By visiting `http://127.0.0.1:54223/inference?data=hello` in your browser, you will be able to see the return string:

```
1| "Processed hello by FastAPI!"
```

Note that if you are running on remote server, you may need to forward your port to local machine to see the effect on your browser.

Now, it is your turn to implement a script to serve an API that runs a `GPT-2`.

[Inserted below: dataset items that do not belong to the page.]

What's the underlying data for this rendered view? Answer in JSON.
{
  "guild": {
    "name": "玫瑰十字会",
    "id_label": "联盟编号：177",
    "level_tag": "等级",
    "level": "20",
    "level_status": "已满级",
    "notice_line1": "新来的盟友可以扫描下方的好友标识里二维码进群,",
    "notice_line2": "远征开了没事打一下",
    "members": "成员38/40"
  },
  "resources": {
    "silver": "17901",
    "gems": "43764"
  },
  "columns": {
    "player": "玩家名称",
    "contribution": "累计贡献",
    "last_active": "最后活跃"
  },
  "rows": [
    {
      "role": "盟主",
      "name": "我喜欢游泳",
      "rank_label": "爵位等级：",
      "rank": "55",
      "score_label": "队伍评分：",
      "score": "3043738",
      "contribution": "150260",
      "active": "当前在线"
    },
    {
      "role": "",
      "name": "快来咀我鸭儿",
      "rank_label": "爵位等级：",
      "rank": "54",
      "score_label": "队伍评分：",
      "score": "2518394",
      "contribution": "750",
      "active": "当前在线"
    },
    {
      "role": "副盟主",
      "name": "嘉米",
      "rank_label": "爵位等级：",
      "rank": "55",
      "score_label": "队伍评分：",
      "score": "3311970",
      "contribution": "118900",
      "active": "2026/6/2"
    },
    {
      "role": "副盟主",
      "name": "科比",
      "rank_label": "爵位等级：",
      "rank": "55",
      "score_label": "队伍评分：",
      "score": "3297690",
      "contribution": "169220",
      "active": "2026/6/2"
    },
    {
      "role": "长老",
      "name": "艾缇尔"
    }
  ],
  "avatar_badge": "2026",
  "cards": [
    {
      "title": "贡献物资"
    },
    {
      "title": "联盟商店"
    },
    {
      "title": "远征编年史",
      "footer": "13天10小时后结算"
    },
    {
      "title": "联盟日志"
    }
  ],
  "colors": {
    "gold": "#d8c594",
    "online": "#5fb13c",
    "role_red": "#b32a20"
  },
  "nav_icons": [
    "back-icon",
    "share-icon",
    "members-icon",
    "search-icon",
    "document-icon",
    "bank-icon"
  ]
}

## Experiment 2: Serving a User Interface using `gradio`

Demo a machine learning application is important. It gives the users a direct experience of your algorithm in an interactive manner. Here we'll be building an interesting demo using `gradio`, a popular Python library for ML demos. Let's install this library.

In [None]:
%pip install gradio

Then we are able to write an example UI that takes in a text string and output a processed string.

In [6]:
%%file /tmp/gradio_example.py

import gradio as gr

def greet(name):
    return "Hello " + name + "!"

demo = gr.Interface(fn=greet, inputs="text", outputs="text")
    
if __name__ == "__main__":
    demo.launch(show_api=False)   

Writing /tmp/gradio_example.py


In [7]:
!python /tmp/gradio_example.py

Running on local URL:  http://127.0.0.1:7860

To create a public link, set `share=True` in `launch()`.
^C
Keyboard interruption in main thread... closing server.


Now you should be able to see a simple website that consumes your input text. Next, you should implement a script that interact with the GPT-2 API you just created.

![Illustration of request](./assets/request.jpg)

## Experiment 3: Serving a Custom Model

In this experiment, you are required to serve other models on HuggingFace, e.g. VLMs. You should design your own UI and your own API service.